Jesus’ seems to take his own power to heal as proof of his power to forgive. But his question, ‘Which is easier?’, is another strange one. The obvious answer is ‘forgiveness’—at least we know how to forgive while we can’t imagine what it would be like to heal. But Jesus seems silently to say the opposite: he heals. And the man gets up, picks up his stretcher and walks home, forgiven, praising God.
That’s meaty stuff to chew on for our advent feasting: sin and sickness, healing and forgiveness, personal and cosmic. But I think the gospel is urging us to chew well. It’s the unasked questions that cripple us; the answers we take for granted that keep the dry-lands barren.
December 6th, 2004
Something is coming. Two voices proclaim the same thing. The voice of a desert herald: Prepare the way, something is coming. The voice of an ancient prophet: A dead stump is sprouting, something is coming.
Two voices, as different as day and night, agree: something is coming. Isaiah soothing his people: things are going to change. Something is coming.
The Baptist raging against his people: you’d better change. Something is coming.
Do you hear the voice? Can you feel the pressure of something coming, something big, something awesome? Have you ever known that? In the dark sleepless hours? Or braced for bad news? Something is coming.
Fools that we are, in Advent we celebrate that feeling, celebrate that something is coming, coming to end our way of life and open a new page in our planet’s story.
John the Baptist sees the end of the old with an awful clarity: the axe is already laid at the rotten roots of the tree.
Isaiah dreams of something new with lyrics running wild: even now the dead stump is putting out shoots, bursting into bud, springing to life.
Either way, something is coming. Hope for it or hide from it, it’s on its way. And it will make a change indeed! Overturn all our futures, burn away all our routines.
John smells the coming harvest fires: the hypocrites, the settled, the fruitless—all ready for the fire, to be burned away like chaff to leave the grain sheer and clear.
Gentle Isaiah’s words console: Justice is coming, justice for the poor, help for the hungry, no harm or hurt in all God’s earth.
But change! Change of a magnitude we cannot grasp! The lion satisfied with straw. The snake without its venom. Predator and prey at peace. Children safe on the streets. War a ridiculous memory.
Something is coming that will change the natural order right down to its roots.
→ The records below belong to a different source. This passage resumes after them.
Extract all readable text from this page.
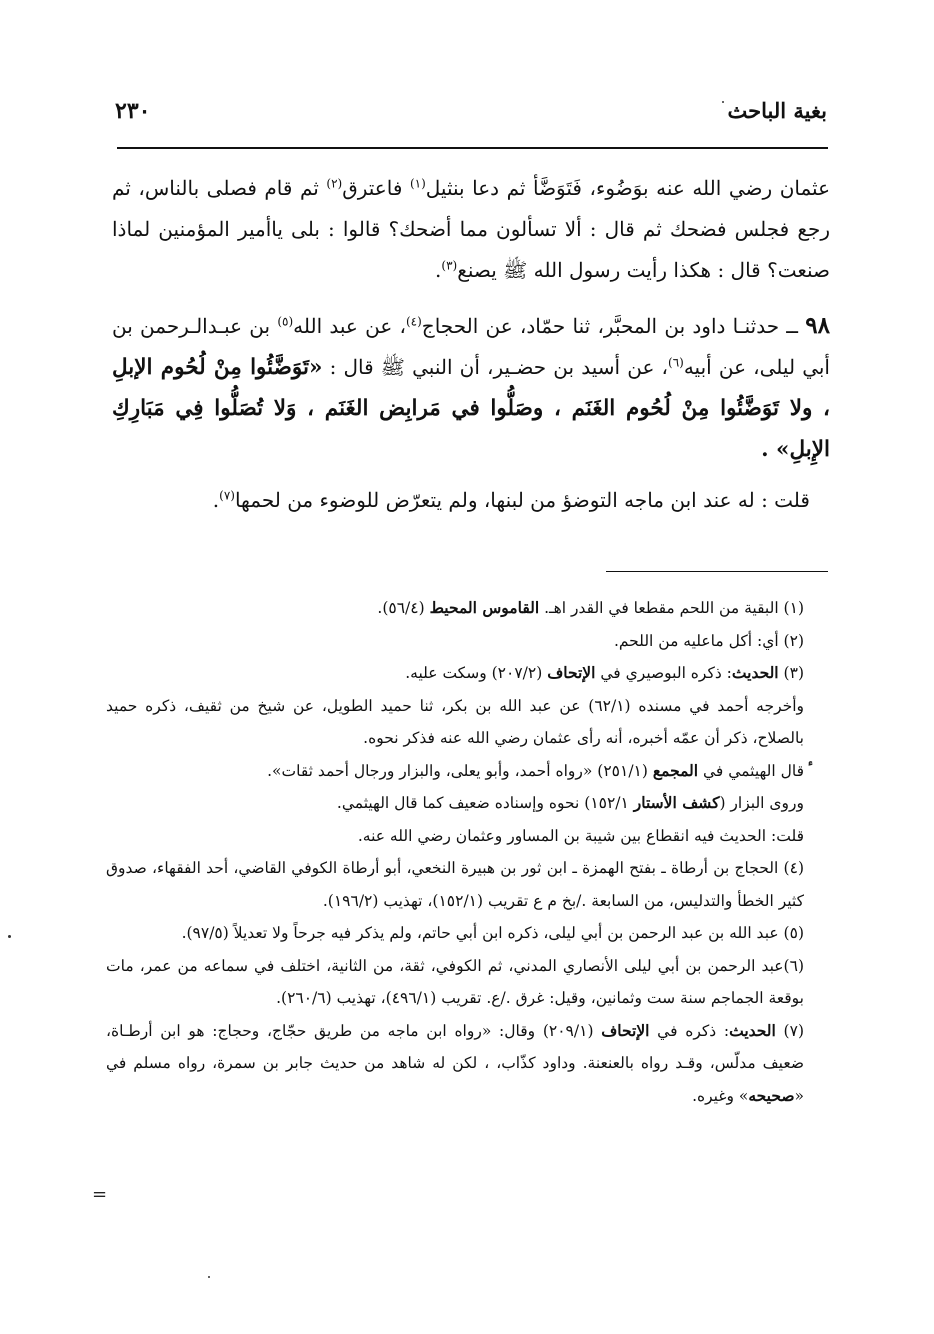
بغية الباحث
٢٣٠

عثمان رضي الله عنه بوَضُوء، فَتَوَضَّأ ثم دعا بنثيل$^{(١)}$ فاعترق$^{(٢)}$ ثم قام فصلى بالناس، ثم رجع فجلس فضحك ثم قال : ألا تسألون مما أضحك؟ قالوا : بلى ياأمير المؤمنين لماذا صنعت؟ قال : هكذا رأيت رسول الله ﷺ يصنع$^{(٣)}$.

٩٨ ــ حدثنـا داود بن المحبَّر، ثنا حمّاد، عن الحجاج$^{(٤)}$، عن عبد الله$^{(٥)}$ بن عبـدالـرحمن بن أبي ليلى، عن أبيه$^{(٦)}$، عن أسيد بن حضـير، أن النبي ﷺ قال : «تَوَضَّئُوا مِنْ لُحُوم الإبلِ ، ولا تَوَضَّئُوا مِنْ لُحُوم الغَنَم ، وصَلُّوا في مَرابِض الغَنَم ، وَلا تُصَلُّوا فِي مَبَارِكِ الإِبلِ» .

 قلت : له عند ابن ماجه التوضؤ من لبنها، ولم يتعرّض للوضوء من لحمها$^{(٧)}$.

(١) البقية من اللحم مقطعا في القدر اهـ. القاموس المحيط (٥٦/٤).

(٢) أي: أكل ماعليه من اللحم.

(٣) الحديث: ذكره البوصيري في الإتحاف (٢٠٧/٢) وسكت عليه.

وأخرجه أحمد في مسنده (٦٢/١) عن عبد الله بن بكر، ثنا حميد الطويل، عن شيخ من ثقيف، ذكره حميد بالصلاح، ذكر أن عمّه أخبره، أنه رأى عثمان رضي الله عنه فذكر نحوه.

قال الهيثمي في المجمع (٢٥١/١) «رواه أحمد، وأبو يعلى، والبزار ورجال أحمد ثقات».

وروى البزار (كشف الأستار ١٥٢/١) نحوه وإسناده ضعيف كما قال الهيثمي.

قلت: الحديث فيه انقطاع بين شيبة بن المساور وعثمان رضي الله عنه.

(٤) الحجاج بن أرطاة ـ بفتح الهمزة ـ ابن ثور بن هبيرة النخعي، أبو أرطاة الكوفي القاضي، أحد الفقهاء، صدوق كثير الخطأ والتدليس، من السابعة ./بخ م ع تقريب (١٥٢/١)، تهذيب (١٩٦/٢).

(٥) عبد الله بن عبد الرحمن بن أبي ليلى، ذكره ابن أبي حاتم، ولم يذكر فيه جرحاً ولا تعديلاً (٩٧/٥).

(٦)عبد الرحمن بن أبي ليلى الأنصاري المدني، ثم الكوفي، ثقة، من الثانية، اختلف في سماعه من عمر، مات بوقعة الجماجم سنة ست وثمانين، وقيل: غرق ./ع. تقريب (٤٩٦/١)، تهذيب (٢٦٠/٦).

(٧) الحديث: ذكره في الإتحاف (٢٠٩/١) وقال: «رواه ابن ماجه من طريق حجّاج، وحجاج: هو ابن أرطـاة، ضعيف مدلّس، وقـد رواه بالعنعنة. وداود كذّاب، ، لكن له شاهد من حديث جابر بن سمرة، رواه مسلم في «صحيحه» وغيره.

=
Not just a change of human hearts — which would be miracle enough — but a transformation of creation all the way down to its atoms.
Something is coming and when it does it will break into our world and change it so utterly we will only recognise it in our dreams, in our strangest middle-of-the-night stirrings when the heart refuses to rest.
Something is coming — that’s the promise and the threat of Advent — and, fools that we are, we celebrate.
We celebrate, but we don’t believe! This Christmas we will celebrate our hurried feasts without ever daring to hope or fear what might have been, what could have been, what we only hope in the dark of night may yet be.
Something is coming. Taking shape. Finding form.
Something is coming — prepare its way.